I shall argue that we want this research council to be consistent with the other seven, and that the procedures should be consistent with other non-departmental public bodies. The

procedures in the clause, including those in the two subsections that the amendments would remove—the lead amendment would amend another subsection—are entirely consistent with those policies. The research councils do not distribute research funds in their own right; they distribute them on behalf of Government under the auspices of the Office of Science and Technology.

The amendments would leave the arts and humanities research council in a different position from the rest of the research councils, but I take the point made by the hon. Member for Westmorland and Lonsdale that that is not a total argument for rejecting the amendment. However, the onus is on my hon. Friend to give a good reason why we should leave the arts and humanities research council in a different position.

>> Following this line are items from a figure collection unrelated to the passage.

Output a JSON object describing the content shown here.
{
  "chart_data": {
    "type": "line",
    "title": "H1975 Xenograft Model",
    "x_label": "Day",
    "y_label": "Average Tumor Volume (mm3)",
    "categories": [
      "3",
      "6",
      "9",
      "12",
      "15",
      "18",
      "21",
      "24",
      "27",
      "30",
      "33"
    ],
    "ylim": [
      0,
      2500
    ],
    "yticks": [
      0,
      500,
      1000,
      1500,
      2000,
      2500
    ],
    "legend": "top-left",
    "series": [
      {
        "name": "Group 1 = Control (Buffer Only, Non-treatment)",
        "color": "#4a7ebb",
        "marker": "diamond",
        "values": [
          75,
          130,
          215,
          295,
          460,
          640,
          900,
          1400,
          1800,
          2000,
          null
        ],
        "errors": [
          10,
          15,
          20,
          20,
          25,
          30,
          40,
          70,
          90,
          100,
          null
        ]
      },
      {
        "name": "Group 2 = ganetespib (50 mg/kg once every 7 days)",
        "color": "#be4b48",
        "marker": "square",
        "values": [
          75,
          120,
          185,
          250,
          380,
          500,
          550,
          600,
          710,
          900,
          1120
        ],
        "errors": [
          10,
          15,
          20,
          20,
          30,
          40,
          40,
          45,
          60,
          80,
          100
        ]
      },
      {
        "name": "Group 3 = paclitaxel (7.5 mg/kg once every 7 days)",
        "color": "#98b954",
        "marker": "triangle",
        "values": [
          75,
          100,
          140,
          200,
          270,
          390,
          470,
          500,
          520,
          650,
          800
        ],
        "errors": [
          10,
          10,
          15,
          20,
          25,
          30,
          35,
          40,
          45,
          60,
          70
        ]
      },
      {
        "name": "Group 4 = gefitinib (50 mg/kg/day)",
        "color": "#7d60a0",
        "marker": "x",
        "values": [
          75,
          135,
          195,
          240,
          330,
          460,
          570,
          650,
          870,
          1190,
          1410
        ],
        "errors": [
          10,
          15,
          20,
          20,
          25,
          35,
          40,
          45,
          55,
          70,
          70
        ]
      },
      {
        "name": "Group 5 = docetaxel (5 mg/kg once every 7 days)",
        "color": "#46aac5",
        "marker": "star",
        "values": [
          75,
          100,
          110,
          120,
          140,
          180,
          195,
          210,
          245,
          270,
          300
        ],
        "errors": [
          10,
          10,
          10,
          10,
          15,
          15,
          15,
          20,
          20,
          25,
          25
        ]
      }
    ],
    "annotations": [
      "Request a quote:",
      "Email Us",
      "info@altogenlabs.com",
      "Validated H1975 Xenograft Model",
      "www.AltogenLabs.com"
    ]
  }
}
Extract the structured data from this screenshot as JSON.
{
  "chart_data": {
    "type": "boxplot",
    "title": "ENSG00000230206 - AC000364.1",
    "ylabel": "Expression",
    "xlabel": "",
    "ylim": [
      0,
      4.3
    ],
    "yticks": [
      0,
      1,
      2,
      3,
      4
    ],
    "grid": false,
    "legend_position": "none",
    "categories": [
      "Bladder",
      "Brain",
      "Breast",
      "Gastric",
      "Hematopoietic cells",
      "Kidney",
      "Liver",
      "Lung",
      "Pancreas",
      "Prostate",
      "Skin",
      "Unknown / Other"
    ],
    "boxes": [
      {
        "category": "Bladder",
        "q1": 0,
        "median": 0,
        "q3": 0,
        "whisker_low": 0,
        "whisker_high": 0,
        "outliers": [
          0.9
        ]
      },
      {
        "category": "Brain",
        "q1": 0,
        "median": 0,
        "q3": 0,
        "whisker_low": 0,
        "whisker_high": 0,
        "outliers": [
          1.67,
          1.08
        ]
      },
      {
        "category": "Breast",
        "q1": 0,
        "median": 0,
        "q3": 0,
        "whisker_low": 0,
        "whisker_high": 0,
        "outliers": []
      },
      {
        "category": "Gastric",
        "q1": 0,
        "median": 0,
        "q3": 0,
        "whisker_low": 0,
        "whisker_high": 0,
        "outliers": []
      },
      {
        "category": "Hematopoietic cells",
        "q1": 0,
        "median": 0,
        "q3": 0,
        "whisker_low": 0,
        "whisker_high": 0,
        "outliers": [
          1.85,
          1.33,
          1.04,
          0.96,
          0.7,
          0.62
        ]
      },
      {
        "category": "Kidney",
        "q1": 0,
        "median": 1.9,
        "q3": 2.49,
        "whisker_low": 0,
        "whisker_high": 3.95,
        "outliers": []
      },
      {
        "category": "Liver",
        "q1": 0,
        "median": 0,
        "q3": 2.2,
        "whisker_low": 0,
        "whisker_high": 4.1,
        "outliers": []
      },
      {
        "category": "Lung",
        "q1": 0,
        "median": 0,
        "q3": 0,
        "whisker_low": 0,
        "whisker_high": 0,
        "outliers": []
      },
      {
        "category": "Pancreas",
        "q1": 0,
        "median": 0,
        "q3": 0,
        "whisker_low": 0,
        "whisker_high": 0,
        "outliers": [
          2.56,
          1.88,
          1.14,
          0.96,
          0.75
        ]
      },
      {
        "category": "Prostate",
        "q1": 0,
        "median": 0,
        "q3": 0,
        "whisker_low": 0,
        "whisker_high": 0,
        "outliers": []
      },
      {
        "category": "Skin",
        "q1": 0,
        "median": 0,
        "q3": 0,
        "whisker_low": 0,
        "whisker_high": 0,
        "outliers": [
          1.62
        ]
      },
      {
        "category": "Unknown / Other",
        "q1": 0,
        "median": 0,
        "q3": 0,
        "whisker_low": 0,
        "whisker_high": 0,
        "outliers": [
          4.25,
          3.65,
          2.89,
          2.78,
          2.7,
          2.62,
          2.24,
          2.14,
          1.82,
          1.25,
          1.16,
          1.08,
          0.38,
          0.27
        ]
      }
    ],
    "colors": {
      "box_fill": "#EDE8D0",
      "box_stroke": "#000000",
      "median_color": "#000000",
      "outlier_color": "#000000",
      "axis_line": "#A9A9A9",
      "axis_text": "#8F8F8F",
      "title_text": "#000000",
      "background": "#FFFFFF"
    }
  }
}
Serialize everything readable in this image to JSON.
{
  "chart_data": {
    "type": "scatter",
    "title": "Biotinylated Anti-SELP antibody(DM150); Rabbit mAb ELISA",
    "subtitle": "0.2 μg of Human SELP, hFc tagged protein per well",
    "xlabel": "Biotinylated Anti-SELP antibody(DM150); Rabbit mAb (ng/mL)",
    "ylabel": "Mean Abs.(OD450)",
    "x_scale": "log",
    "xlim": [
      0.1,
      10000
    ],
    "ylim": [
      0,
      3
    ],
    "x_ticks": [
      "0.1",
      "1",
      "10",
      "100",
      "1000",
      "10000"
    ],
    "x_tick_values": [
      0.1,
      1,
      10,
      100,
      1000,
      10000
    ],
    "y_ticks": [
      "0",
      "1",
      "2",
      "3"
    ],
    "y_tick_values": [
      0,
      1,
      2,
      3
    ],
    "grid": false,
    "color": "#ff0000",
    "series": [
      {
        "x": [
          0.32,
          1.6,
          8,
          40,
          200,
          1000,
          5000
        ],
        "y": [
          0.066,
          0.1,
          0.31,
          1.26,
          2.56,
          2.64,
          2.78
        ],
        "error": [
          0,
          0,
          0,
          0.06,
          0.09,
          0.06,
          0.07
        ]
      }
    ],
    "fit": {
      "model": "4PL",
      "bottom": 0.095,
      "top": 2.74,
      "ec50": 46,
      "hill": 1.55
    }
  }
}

This is not a bureaucracy argument; reports will always come before Parliament, but at the moment can they do so via the Secretary of State, with any comments attached that the Secretary of State might wish to add. In answer to the hon. Member for Newbury (Mr. Rendel), no Secretary of State has ever added any comments to research by the research councils. That is not to say that they will never want to. At the moment it is—to use the term used by the hon. Member for Westmorland and Lonsdale—the unvarnished report that goes to Parliament, but it comes to the Secretary of State first. What would happen if it went direct to Parliament? Surely it is sensible for the Secretary of State to receive the report and then to be obliged, as the clause requires, to lay that report before Parliament with any comments, if there are any, and so far there has not been the need for any.

I cannot understand why my hon. Friend thinks that that procedure is inefficient, improper or bureaucratic, and that point comes up in later amendments, too. It seems perfectly reasonable for a Government of whatever persuasion with responsibility for the distribution of funding by research councils to report to Parliament.